Recommended: Savings Goal Calculator
Loans and Credit Cards
Student loans, car loans, mortgages, credit cards — they’re all ways that students can borrow money but they don’t all work the same way. So it’s a good idea for students to understand concepts like:
• Revolving vs. installment debt Revolving debt, like credit cards, allows you to borrow and repay repeatedly within a credit limit. Installment debt, like a car loan or mortgage, is repaid in fixed payments over a set period (or term).
• Credit limit: A credit limit is the maximum amount of money you can borrow or spend on a credit card or line of credit at any given time, set by the lender.
• Payment terms: Payment terms include the minimum amount due each month on a credit card or loan and the date it needs to be paid by. Paying on time avoids late fees and damage to credit.
Teaching responsible borrowing habits prevents students from falling into debt traps.
How Parents Can Get Involved
Teaching financial literacy isn’t limited to school; students can also learn about money at home with their parents’ help.
Some of the best ways to teach students about finance are through hands-on activities. For example, parents could:
• Help their child open a student bank account.
• Pay kids an allowance and walk them through how to create a monthly budget.
• Encourage students to set financial goals and save money toward them.
• Offer to match savings by giving a child a percentage of what they save to encourage consistent saving.
• Expose students to situations that require financial decision-making, like planning a family vacation or completing a weekly grocery shopping trip.
Parents can also teach by example if they practice healthy money habits. That includes things like making or reviewing the family budget, paying bills on time, resisting impulse purchases when shopping, and saving money regularly.
Tools to Help Teach Financial Literacy
Online tools, including games or interactive websites, can help with teaching financial literacy for kids. Using these tools helps students learn through real-life examples and interactive experiences. Here are a few resources to check out.
• Consumer Financial Protection Bureau (CFPB): The CFPB offers plenty of financial education resources for kids, parents and teachers, including links to interactive games, articles, and detailed lesson plans covering core finance topics.
• Banzai: This free financial education platform teaches real-world finance lessons and practical skills and can be used by teachers as well as students of all ages.
• Hands On Banking: This site offers access to free financial literacy content in both English and Spanish, with courses for elementary, middle, and high school students.

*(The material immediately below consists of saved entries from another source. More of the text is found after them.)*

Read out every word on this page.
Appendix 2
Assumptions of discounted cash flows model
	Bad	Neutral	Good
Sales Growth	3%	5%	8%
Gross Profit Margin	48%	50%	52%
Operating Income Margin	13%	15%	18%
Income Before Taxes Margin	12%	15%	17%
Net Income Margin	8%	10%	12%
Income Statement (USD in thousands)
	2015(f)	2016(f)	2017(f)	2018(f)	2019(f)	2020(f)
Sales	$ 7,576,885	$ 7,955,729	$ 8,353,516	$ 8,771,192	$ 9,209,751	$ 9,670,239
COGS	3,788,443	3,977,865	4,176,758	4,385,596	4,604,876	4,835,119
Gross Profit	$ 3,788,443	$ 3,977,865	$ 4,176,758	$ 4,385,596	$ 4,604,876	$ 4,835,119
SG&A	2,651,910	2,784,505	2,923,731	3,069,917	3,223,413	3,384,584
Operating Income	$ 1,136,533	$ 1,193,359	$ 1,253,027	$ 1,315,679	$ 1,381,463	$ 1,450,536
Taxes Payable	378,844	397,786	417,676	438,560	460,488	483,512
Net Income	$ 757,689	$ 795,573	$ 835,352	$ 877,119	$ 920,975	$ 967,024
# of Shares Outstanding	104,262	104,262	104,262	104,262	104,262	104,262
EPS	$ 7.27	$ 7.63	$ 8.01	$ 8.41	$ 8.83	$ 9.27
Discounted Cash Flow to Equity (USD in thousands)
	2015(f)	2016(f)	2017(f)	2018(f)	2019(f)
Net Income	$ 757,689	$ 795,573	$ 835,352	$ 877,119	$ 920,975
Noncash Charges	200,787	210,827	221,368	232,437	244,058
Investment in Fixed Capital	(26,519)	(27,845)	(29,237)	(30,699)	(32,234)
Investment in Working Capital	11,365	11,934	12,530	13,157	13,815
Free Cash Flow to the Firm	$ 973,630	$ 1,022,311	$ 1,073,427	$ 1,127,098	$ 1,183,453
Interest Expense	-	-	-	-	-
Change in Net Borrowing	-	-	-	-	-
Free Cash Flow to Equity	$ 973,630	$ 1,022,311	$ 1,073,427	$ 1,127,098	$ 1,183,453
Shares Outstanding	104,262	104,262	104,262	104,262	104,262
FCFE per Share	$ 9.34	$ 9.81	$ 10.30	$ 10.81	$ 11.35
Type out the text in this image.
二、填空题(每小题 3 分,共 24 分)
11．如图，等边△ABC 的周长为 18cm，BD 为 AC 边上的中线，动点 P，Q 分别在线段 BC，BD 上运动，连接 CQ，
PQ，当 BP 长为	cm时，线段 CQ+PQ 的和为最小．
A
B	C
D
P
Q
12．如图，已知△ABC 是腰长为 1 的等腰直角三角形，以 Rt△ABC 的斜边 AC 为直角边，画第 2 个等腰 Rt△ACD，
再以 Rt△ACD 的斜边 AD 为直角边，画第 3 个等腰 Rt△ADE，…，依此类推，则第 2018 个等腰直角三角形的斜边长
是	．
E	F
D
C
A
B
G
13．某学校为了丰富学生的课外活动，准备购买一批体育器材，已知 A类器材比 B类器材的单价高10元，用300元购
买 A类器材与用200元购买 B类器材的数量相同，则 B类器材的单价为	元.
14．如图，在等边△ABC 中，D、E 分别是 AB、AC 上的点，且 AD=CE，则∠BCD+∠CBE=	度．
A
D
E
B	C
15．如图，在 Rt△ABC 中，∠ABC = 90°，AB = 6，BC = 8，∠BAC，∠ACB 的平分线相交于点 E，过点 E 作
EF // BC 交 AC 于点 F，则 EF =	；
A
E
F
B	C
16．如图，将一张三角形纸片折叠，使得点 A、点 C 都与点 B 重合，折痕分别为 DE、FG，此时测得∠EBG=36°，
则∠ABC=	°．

There are also separate sections for educators, as well as parents.
• CashCourse: A crash course in financial literacy for students, access is free for students, educators, and anyone else who’s interested in expanding their money knowledge.
• FinAid: This is a hub for information about paying for college, with information on student loans, grants, scholarships, and work-study programs, along with calculators that can help students estimate the cost of earning a degree.
• FINRA Investor Education Foundation: This site is packed with resources to help students learn about everything from building emergency savings and buying a car to investing in the market.
• Bank and credit union programs: Many banks and other financial institutions offer free, comprehensive, and often beginner-friendly financial literacy programs.
The Takeaway
Financial literacy is a critical skill that empowers young people to make informed decisions about their money. When students understand financial basics (like budgeting, saving, investing, debt management, and taxes), they’re generally better prepared to navigate adulthood, avoid common financial mistakes, and create a stable financial future.
If students aren’t learning financial literacy in school, parents can step in to help teach essential lessons about money at home. Parents can also lead by example. Showing your kids how you achieve your goals through budgeting, saving, and investing can give them the knowledge and confidence to do the same.